Dec 13 later: Apparently Madeleine Albright is scheduled to be on the show tomorrow night according to the show's website. Perhaps they confused her and me?

Dec 14: No, apparently it's a two woman show - and why not?

Here is the video.

Barring earth-shattering breaking news tomorrow, Thursday Dec 14, I'm supposed to be the lead interviewee on tomorrow night's Charlie Rose Show, the veteran 'serious' PBS chatshow. At least that's what the producer tells me. In any case 'lead' means the first segment, which is excellent news as in many parts of the US this show doesn't air until 11pm, snoozetime. (Click on the link above if you want to see when and where the programme airs.)

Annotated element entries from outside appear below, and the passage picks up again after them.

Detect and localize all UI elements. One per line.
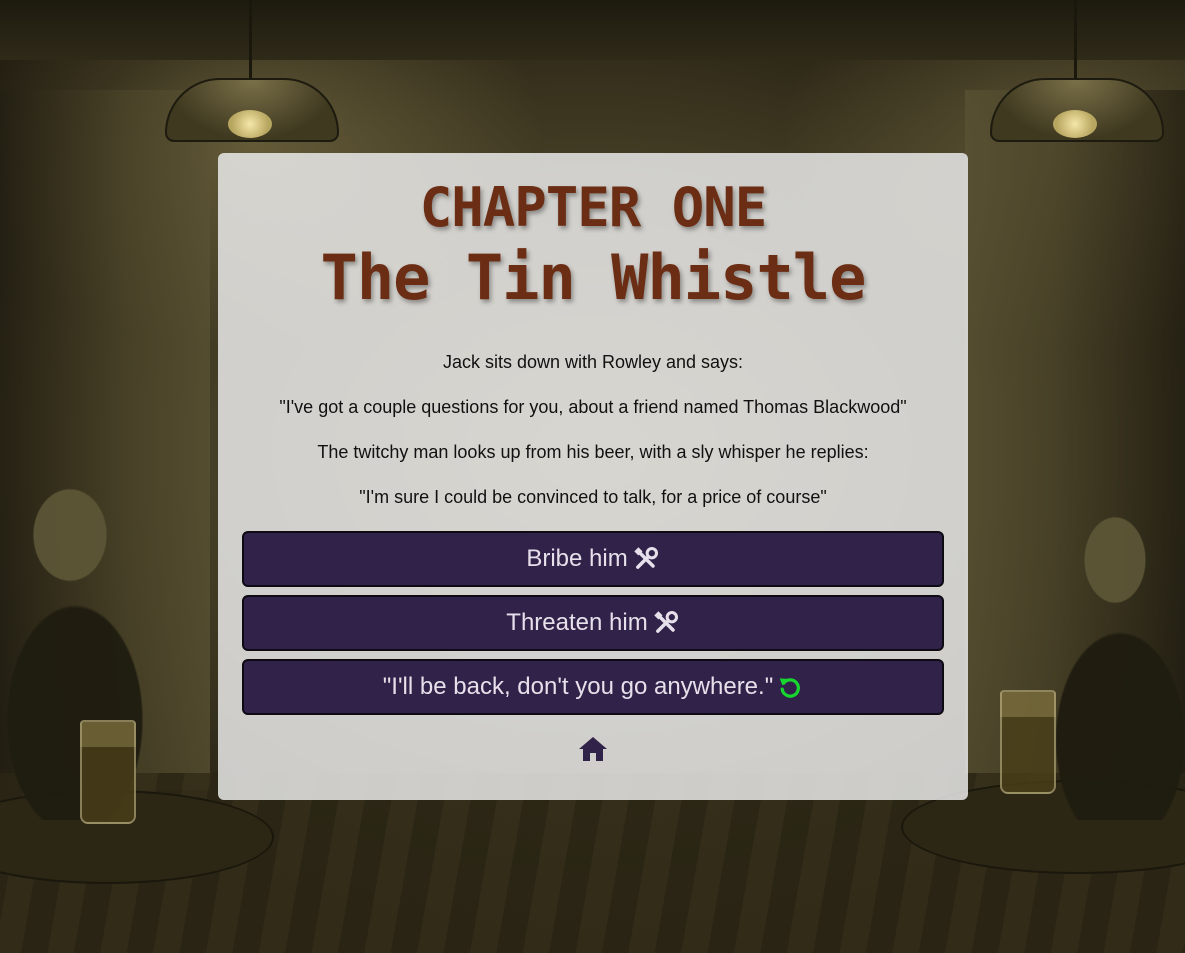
home-button[interactable] (242, 735, 944, 767)
tools-icon (652, 609, 680, 637)
story-card: CHAPTER ONE The Tin Whistle Jack sits do… (218, 153, 968, 800)
beer-glass-right (1000, 690, 1056, 794)
tools-icon (632, 545, 660, 573)
choice-label: Bribe him (526, 545, 628, 572)
leave-button[interactable]: "I'll be back, don't you go anywhere." (242, 659, 944, 715)
story-paragraph: "I've got a couple questions for you, ab… (279, 397, 907, 417)
story-paragraph: Jack sits down with Rowley and says: (442, 352, 744, 372)
hanging-lamp-left (165, 0, 339, 150)
story-paragraph: "I'm sure I could be convinced to talk, … (359, 487, 827, 507)
story-paragraph: The twitchy man looks up from his beer, … (317, 442, 869, 462)
restart-icon (777, 674, 803, 700)
choice-list: Bribe him Threaten him "I'll be back, do… (242, 531, 944, 715)
chapter-title: The Tin Whistle (320, 241, 867, 314)
choice-label: "I'll be back, don't you go anywhere." (382, 673, 774, 700)
story-text: Jack sits down with Rowley and says: "I'… (242, 351, 944, 508)
threaten-button[interactable]: Threaten him (242, 595, 944, 651)
choice-label: Threaten him (506, 609, 648, 636)
hanging-lamp-right (990, 0, 1164, 150)
home-icon (578, 735, 608, 767)
chapter-number: CHAPTER ONE (419, 176, 768, 239)
bribe-button[interactable]: Bribe him (242, 531, 944, 587)
beer-glass-left (80, 720, 136, 824)
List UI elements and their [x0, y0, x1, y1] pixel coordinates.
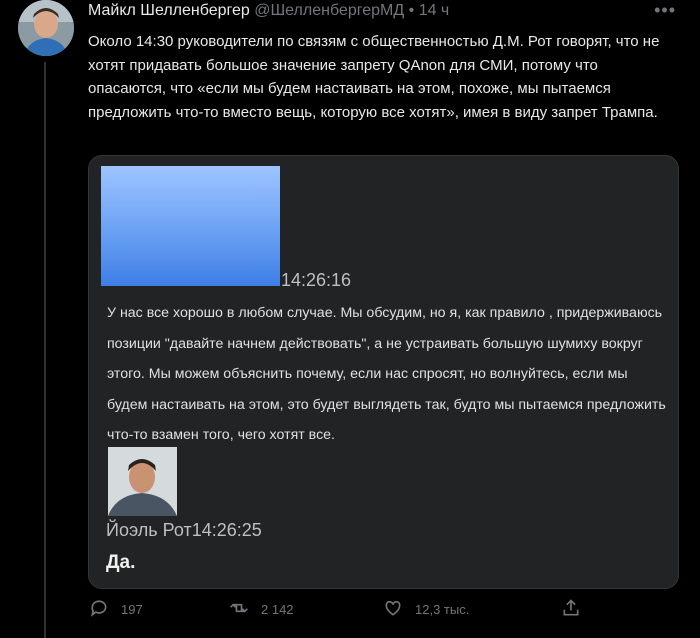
like-count: 12,3 тыс. — [415, 602, 470, 617]
author-avatar[interactable] — [18, 0, 74, 56]
retweet-count: 2 142 — [261, 602, 294, 617]
share-icon — [561, 598, 581, 621]
retweet-icon — [229, 598, 249, 621]
sender-line: Йоэль Рот14:26:25 — [106, 520, 262, 541]
tweet-actions: 197 2 142 12,3 тыс. — [0, 598, 700, 628]
author-handle[interactable]: @ШелленбергерМД — [254, 2, 404, 19]
redacted-avatar-block — [101, 166, 280, 286]
sender-photo — [108, 447, 177, 516]
sender-name: Йоэль Рот — [106, 520, 192, 540]
reply-count: 197 — [121, 602, 143, 617]
header-separator: • — [408, 2, 415, 19]
like-button[interactable]: 12,3 тыс. — [383, 598, 469, 621]
reply-icon — [89, 598, 109, 621]
share-button[interactable] — [561, 598, 581, 621]
sender-timestamp: 14:26:25 — [191, 520, 262, 540]
author-name[interactable]: Майкл Шелленбергер — [88, 2, 250, 19]
reply-message: Да. — [106, 552, 136, 573]
tweet-header: Майкл Шелленбергер @ШелленбергерМД • 14 … — [88, 2, 449, 20]
chat-message: У нас все хорошо в любом случае. Мы обсу… — [107, 305, 666, 443]
embedded-screenshot[interactable]: 14:26:16 У нас все хорошо в любом случае… — [88, 155, 679, 589]
heart-icon — [383, 598, 403, 621]
retweet-button[interactable]: 2 142 — [229, 598, 294, 621]
reply-button[interactable]: 197 — [89, 598, 143, 621]
thread-line — [44, 62, 46, 638]
tweet-time[interactable]: 14 ч — [419, 2, 450, 19]
more-options-icon[interactable]: ••• — [654, 0, 676, 21]
message-timestamp: 14:26:16 — [281, 270, 352, 290]
tweet-text: Около 14:30 руководители по связям с общ… — [88, 33, 660, 121]
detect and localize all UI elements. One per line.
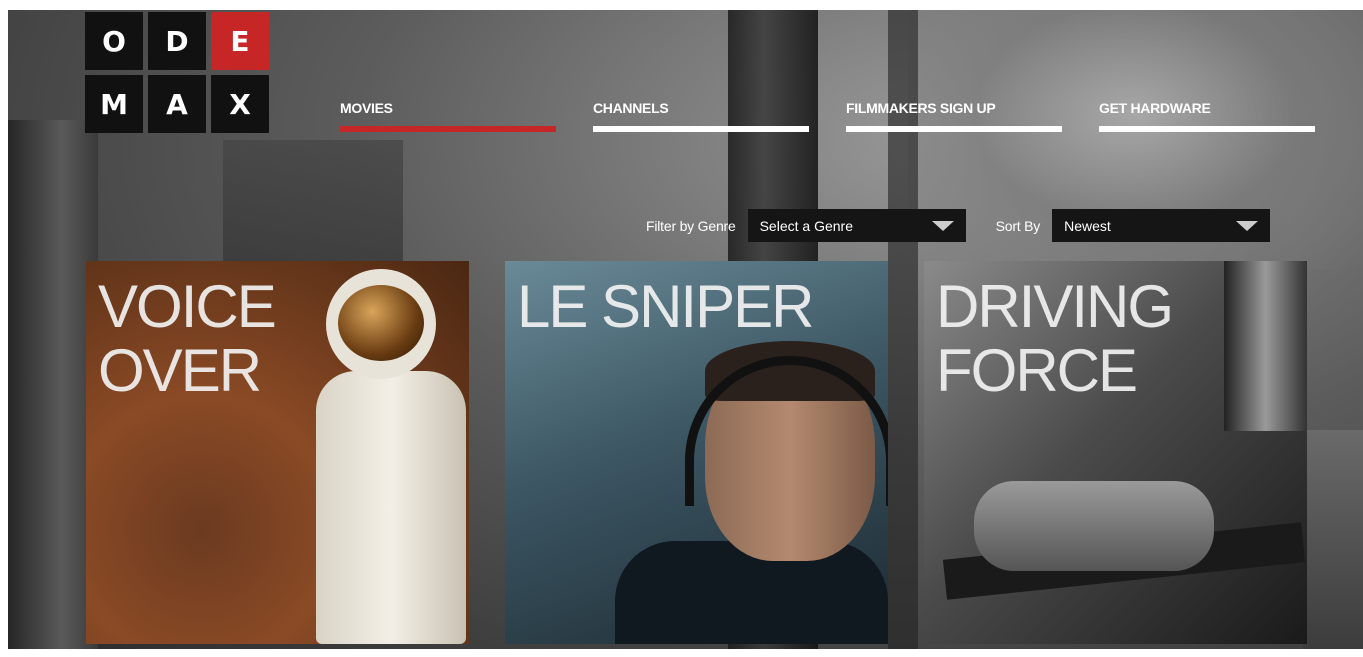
- nav-label: GET HARDWARE: [1099, 100, 1211, 116]
- background-woman-face: [8, 120, 98, 649]
- movie-tile-le-sniper[interactable]: LE SNIPER: [505, 261, 888, 644]
- logo-letter: D: [148, 12, 206, 70]
- caret-down-icon: [931, 220, 954, 231]
- movie-grid: VOICE OVER LE SNIPER DRIVING FORCE: [86, 261, 1307, 644]
- nav-item-channels[interactable]: CHANNELS: [593, 98, 809, 132]
- nav-label: FILMMAKERS SIGN UP: [846, 100, 996, 116]
- filter-bar: Filter by Genre Select a Genre Sort By N…: [646, 209, 1271, 242]
- odemax-logo[interactable]: O D E M A X: [85, 12, 269, 133]
- background-city: [1303, 430, 1363, 649]
- nav-label: CHANNELS: [593, 100, 669, 116]
- logo-letter: M: [85, 75, 143, 133]
- genre-select[interactable]: Select a Genre: [747, 209, 966, 242]
- movie-title: VOICE OVER: [98, 273, 277, 404]
- movie-title: DRIVING FORCE: [936, 273, 1174, 404]
- logo-letter: A: [148, 75, 206, 133]
- driver-hand: [974, 481, 1214, 571]
- sort-select[interactable]: Newest: [1052, 209, 1271, 242]
- logo-letter: E: [211, 12, 269, 70]
- movie-tile-voice-over[interactable]: VOICE OVER: [86, 261, 469, 644]
- movie-title: LE SNIPER: [517, 273, 814, 340]
- driver-face: [1224, 261, 1307, 431]
- genre-filter-label: Filter by Genre: [646, 217, 736, 234]
- movie-tile-driving-force[interactable]: DRIVING FORCE: [924, 261, 1307, 644]
- page-frame: O D E M A X MOVIES CHANNELS FILMMAKERS S…: [8, 10, 1363, 649]
- astronaut-visor: [338, 285, 424, 361]
- nav-underline: [1099, 126, 1315, 132]
- nav-item-filmmakers-sign-up[interactable]: FILMMAKERS SIGN UP: [846, 98, 1062, 132]
- astronaut-suit: [316, 371, 466, 644]
- nav-item-get-hardware[interactable]: GET HARDWARE: [1099, 98, 1315, 132]
- nav-item-movies[interactable]: MOVIES: [340, 98, 556, 132]
- logo-letter: X: [211, 75, 269, 133]
- nav-active-underline: [340, 126, 556, 132]
- nav-underline: [846, 126, 1062, 132]
- nav-underline: [593, 126, 809, 132]
- sort-label: Sort By: [995, 217, 1041, 234]
- sort-select-value: Newest: [1064, 217, 1111, 234]
- nav-label: MOVIES: [340, 100, 393, 116]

I shall be snoozing off a day's tasting in Burgundy when it goes out and don't know when I shall get to see the final transmission myself. I may well look a complete idiot as it was a rather strange interview. It was taped in New York on Monday Dec 4 and although it wasn't live, I have never been rushed at such speed into a tv studio. I arrived on time during a long interview with the president of Botswana and was then ushered into make-up, but before either hair or lips had been tackled, a very insistent assistant tapping her foot brought the beautification process to a halt and swept me through to the studio. No I could not visit the bathroom en route. Charlie - or was it the producer? - was getting impatient.

So if I don't make much sense at the beginning of the interview, that's my excuse. Somehow, in response to Charlie's question "red or white?" I seem to recall, we got on to the subject of politics, his principal interest. My views of Blair and Cameron were solemnly recorded, but surely not for posterity or eventual transmission? We taped 25 to 30 rather rambling minutes in total but I think they usually transmit only 15 or so.

I saw Charlie Rose again the following day at Johnny Apple's extraordinary memorial at the Kennedy Center in Washington. It was a magnificent tribute to a magnificent person, complete with letters from presidents and tributes from senators and all sorts of peers. It was not unexpected that the New York Times chronicled the event in detail (here) but it was quite a compliment that the big rival the Washington Post also carried a report  of similar length.

Of course food (and wine donated by a host of top California producers) played a major part in the reception afterwards but unfortunately I was suffering one of the worse cases of food poisoning I can remember and the smell of those much-lauded oysters was almost too much for me to bear on that particular day. I wouldn't have missed it for the world though.